Soll ich ihm sagen, was passiert ist? Oder bringt er sich dann nur in Gefahr, wird super wütend und kann nicht mehr still sitzen...? Ja, das würde passieren... Wie das letzte Mal. Also halte ich lieber meinen Mund...

Ich strich über seine Arme und schaute hoch in seine Augen.

»Zombey, lass uns bitte ein wenig ausruhen. So wie ich das aufgefasst habe, hattest du auch eine schwere Zeit.« Ich strich über seine Wange. »Okay? Mir geht es gut.«

Ich lächelte ihn an und küsste ihn wieder, riss mich dieses Mal schmerzlicher Weise zusammen, als er auf die Stelle griff.

Als wir uns lösten, zog mich Zombey vor die Fensterreihe. Nur schwer konnte man draußen etwas erkennen, da es so dunkel und hier drinnen so hell war und die Scheibe dadurch das Innere spiegelte.

Die Scheibe zog sich von ganz unten, vom Boden, bis hoch zur Decke. Wir konnten unser komplettes, verschwommenes Spiegelbild sehen.

Nur ganz sachte schienen die Sterne durch das Glas und wurden für uns als winzige Lichter sichtbar.

»Siehst du das?«, fragte mich Zombey.

Ich war mir unsicher, was er meinte und musterte unser Spiegelbild.

»Naja... Ich sehe vieles...«

Er musste leicht auflachen. Ich sah fragend zu ihm hoch.

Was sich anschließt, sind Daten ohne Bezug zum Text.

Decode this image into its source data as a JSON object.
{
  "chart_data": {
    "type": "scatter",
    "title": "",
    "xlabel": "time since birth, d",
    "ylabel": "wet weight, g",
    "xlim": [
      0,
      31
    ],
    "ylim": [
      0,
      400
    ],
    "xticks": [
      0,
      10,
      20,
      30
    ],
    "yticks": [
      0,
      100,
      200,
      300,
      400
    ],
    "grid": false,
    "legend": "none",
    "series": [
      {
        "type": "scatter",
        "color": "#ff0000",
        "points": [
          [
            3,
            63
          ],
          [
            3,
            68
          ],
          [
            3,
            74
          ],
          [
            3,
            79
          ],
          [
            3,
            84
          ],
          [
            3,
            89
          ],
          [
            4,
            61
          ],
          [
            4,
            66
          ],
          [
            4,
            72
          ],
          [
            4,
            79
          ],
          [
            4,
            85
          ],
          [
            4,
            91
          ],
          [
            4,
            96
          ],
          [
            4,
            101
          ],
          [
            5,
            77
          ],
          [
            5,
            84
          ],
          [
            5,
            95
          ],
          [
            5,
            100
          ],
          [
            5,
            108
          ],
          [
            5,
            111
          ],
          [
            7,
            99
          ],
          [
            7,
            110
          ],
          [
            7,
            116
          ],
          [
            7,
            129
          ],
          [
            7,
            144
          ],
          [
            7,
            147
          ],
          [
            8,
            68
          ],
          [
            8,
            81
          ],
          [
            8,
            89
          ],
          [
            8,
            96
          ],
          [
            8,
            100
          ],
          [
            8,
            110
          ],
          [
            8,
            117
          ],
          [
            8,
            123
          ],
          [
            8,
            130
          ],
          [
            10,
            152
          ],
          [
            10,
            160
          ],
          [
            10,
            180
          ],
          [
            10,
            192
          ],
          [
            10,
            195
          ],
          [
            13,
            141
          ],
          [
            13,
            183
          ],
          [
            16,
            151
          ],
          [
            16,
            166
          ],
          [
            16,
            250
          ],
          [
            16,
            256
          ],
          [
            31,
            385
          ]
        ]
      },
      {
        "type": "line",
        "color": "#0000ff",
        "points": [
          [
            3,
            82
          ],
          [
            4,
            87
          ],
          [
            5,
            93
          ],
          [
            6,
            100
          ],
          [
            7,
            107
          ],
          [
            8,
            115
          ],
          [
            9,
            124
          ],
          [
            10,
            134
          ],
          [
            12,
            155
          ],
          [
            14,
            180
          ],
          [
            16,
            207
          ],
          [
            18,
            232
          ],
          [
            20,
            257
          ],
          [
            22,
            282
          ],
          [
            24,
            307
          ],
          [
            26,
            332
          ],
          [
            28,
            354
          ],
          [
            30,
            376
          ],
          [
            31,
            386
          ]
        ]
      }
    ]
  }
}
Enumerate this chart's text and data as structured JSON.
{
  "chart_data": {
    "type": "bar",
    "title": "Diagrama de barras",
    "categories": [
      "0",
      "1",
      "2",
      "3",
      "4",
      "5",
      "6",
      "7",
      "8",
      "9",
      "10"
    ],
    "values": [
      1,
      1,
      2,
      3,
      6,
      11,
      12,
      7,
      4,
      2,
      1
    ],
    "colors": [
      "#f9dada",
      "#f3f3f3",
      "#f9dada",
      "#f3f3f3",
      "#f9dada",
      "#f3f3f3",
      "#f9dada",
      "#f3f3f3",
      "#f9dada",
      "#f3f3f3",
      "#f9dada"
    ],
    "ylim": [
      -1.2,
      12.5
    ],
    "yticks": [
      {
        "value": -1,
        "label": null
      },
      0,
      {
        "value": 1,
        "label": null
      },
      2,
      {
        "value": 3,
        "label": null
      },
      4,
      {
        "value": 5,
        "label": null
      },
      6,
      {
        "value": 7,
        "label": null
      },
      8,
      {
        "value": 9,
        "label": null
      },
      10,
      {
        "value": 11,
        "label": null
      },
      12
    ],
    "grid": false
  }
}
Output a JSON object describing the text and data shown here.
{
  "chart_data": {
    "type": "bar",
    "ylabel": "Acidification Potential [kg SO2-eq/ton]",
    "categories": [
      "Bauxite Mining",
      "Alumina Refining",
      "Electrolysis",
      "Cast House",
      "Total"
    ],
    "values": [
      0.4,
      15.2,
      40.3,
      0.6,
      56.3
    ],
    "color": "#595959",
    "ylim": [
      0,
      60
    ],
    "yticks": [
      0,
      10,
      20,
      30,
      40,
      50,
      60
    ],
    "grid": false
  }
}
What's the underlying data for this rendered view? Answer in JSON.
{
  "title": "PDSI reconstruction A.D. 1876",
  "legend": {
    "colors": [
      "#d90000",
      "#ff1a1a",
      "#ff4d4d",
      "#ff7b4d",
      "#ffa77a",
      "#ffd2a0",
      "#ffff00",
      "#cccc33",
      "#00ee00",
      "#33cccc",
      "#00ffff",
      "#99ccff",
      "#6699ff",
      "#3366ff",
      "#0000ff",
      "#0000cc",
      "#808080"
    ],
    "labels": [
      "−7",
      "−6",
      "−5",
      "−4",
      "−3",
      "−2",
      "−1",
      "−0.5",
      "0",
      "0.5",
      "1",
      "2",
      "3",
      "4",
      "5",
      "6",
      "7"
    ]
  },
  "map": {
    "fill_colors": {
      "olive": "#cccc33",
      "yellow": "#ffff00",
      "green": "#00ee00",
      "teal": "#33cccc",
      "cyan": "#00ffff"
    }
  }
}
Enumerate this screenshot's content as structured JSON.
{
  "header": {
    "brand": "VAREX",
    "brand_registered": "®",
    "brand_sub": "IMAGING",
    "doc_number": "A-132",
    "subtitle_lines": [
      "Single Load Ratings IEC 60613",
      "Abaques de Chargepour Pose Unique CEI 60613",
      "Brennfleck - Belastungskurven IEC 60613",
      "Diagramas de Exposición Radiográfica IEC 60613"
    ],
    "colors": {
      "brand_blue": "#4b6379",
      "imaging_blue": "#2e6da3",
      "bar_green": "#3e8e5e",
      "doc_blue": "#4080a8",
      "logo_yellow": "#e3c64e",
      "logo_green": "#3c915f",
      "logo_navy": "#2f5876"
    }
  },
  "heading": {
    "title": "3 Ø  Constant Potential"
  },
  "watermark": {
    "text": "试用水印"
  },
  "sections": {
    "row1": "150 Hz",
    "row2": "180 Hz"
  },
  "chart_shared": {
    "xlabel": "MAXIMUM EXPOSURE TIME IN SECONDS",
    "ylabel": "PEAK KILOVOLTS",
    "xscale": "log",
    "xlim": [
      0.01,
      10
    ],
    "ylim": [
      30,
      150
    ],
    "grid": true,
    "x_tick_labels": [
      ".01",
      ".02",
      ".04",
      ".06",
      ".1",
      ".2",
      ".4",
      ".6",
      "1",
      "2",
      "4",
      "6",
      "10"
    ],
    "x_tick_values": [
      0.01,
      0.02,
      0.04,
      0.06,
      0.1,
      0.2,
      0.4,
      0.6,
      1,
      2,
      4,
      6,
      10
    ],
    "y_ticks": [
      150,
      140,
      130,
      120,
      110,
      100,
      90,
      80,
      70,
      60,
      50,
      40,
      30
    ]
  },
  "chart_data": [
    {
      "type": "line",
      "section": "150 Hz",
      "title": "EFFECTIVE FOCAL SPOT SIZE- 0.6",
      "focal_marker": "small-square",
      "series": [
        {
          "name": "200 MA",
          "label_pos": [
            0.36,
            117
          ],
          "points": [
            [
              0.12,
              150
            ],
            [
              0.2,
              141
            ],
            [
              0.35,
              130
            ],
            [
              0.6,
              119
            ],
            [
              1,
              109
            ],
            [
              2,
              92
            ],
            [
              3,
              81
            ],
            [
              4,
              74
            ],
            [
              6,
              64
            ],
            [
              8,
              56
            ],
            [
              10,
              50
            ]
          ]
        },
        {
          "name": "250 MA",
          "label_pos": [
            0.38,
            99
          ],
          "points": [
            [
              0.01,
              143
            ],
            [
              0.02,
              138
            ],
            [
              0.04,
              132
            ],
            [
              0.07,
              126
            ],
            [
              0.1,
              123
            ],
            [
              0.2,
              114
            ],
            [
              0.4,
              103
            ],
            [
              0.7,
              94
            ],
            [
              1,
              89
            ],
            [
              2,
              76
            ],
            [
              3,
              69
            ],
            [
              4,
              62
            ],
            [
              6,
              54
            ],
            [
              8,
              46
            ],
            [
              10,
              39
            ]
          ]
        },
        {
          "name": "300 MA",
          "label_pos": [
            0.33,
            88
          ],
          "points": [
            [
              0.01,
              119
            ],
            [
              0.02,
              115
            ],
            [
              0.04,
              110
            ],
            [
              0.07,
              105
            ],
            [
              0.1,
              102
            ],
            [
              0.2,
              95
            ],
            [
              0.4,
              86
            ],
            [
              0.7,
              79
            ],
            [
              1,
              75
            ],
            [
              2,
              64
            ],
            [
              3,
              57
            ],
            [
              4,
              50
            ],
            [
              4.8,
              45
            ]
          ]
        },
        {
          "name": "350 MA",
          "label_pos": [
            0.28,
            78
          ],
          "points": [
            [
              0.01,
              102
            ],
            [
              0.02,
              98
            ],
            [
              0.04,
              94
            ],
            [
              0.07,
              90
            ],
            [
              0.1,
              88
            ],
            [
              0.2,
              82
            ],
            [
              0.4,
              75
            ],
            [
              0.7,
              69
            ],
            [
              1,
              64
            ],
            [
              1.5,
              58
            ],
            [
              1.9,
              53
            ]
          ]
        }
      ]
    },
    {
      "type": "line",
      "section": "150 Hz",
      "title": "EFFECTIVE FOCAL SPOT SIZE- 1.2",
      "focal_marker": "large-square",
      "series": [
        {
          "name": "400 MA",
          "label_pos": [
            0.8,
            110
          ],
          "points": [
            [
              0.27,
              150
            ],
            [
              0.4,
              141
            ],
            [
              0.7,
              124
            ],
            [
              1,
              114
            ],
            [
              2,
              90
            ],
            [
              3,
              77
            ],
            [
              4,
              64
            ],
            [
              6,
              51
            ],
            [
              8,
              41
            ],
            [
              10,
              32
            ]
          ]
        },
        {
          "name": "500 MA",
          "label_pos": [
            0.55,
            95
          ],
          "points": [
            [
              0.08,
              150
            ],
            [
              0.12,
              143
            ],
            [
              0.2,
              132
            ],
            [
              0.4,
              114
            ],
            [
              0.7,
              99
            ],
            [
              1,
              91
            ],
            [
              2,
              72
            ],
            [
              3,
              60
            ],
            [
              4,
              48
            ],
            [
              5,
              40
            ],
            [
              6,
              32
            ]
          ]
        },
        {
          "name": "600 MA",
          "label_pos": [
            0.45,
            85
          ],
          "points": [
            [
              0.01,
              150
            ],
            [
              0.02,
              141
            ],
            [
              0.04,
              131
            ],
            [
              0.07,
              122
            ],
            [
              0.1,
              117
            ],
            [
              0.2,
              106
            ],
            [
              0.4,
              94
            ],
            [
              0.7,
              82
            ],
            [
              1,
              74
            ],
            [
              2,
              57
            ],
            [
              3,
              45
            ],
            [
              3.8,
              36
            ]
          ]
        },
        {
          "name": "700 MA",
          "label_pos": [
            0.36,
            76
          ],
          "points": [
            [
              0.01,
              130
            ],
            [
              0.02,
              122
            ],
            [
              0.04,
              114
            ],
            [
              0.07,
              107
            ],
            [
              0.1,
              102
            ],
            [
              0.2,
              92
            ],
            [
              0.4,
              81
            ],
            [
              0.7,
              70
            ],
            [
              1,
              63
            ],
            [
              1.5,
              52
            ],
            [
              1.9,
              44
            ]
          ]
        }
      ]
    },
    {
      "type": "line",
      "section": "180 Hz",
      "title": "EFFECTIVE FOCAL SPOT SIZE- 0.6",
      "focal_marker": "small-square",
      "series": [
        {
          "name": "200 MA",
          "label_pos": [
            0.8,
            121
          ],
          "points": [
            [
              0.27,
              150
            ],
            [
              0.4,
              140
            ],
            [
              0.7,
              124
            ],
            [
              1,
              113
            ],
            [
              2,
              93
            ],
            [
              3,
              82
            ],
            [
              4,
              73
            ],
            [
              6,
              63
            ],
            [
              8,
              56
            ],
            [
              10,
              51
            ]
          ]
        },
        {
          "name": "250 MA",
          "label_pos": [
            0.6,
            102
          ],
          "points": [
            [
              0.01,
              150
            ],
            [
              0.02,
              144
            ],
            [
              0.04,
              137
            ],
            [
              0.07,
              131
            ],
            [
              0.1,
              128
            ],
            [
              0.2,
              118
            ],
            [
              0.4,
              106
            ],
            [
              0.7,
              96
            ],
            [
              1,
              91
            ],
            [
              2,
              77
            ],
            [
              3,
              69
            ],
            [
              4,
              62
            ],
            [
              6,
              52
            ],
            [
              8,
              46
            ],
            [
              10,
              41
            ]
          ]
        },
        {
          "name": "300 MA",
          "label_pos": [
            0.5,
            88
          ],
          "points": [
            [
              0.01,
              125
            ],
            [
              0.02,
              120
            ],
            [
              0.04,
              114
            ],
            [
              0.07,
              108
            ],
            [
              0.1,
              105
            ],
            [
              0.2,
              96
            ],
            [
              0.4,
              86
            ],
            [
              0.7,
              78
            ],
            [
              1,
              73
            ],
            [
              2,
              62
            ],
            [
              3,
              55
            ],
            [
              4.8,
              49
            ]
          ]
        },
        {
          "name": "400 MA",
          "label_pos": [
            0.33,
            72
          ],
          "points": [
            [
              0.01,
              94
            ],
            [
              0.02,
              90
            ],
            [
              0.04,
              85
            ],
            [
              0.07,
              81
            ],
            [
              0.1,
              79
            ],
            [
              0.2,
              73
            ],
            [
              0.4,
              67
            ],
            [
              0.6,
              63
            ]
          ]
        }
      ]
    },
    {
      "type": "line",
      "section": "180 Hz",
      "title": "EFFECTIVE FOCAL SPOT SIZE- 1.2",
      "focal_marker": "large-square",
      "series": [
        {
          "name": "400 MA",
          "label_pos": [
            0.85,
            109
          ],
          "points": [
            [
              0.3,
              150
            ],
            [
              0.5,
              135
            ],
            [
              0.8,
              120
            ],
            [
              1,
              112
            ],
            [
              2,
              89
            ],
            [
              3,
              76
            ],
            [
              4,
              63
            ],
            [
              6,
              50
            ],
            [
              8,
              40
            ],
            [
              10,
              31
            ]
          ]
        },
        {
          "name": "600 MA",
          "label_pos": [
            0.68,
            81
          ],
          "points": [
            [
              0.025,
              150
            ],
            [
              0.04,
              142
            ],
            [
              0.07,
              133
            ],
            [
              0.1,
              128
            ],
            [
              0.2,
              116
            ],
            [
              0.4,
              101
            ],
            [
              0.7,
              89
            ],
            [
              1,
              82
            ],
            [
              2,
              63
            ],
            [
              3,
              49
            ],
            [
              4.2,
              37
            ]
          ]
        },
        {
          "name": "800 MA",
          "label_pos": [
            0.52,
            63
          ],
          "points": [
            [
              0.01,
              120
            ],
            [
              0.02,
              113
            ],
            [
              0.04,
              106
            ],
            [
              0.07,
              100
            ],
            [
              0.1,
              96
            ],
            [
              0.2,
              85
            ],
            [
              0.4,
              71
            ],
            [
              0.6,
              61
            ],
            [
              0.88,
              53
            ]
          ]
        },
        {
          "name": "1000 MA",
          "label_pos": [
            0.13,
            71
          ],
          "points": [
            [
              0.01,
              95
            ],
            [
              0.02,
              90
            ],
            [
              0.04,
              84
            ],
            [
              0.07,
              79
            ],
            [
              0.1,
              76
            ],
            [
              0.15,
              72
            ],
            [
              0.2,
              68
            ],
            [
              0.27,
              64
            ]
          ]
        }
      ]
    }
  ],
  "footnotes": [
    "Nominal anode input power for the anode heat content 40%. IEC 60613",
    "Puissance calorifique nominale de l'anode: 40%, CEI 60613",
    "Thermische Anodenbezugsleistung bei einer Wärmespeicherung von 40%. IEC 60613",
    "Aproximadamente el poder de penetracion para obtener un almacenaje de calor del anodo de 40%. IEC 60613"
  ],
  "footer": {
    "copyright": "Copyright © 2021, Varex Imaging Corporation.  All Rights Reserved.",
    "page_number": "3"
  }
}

»Schau uns an.« Ich tat, was er sagte.

Er stand dort, seine Hand auf meiner Schulter und kaum erkennbar und winzig, aber doch existierend, zog sich ein sanftes, verschwommenes Lächeln über unsere Lippen. Über uns die Sterne - genau so kaum erkennbar und doch existent. Ich glaubte, zu verstehen, was er meinte.

»Was siehst du?«, fragte er mich.

»Zwei Personen.« Ich machte eine Pause und musste über das schmunzeln, was ich nun sagen würde. Denn mir selbst bereitete es ein Kribbeln in der Brust.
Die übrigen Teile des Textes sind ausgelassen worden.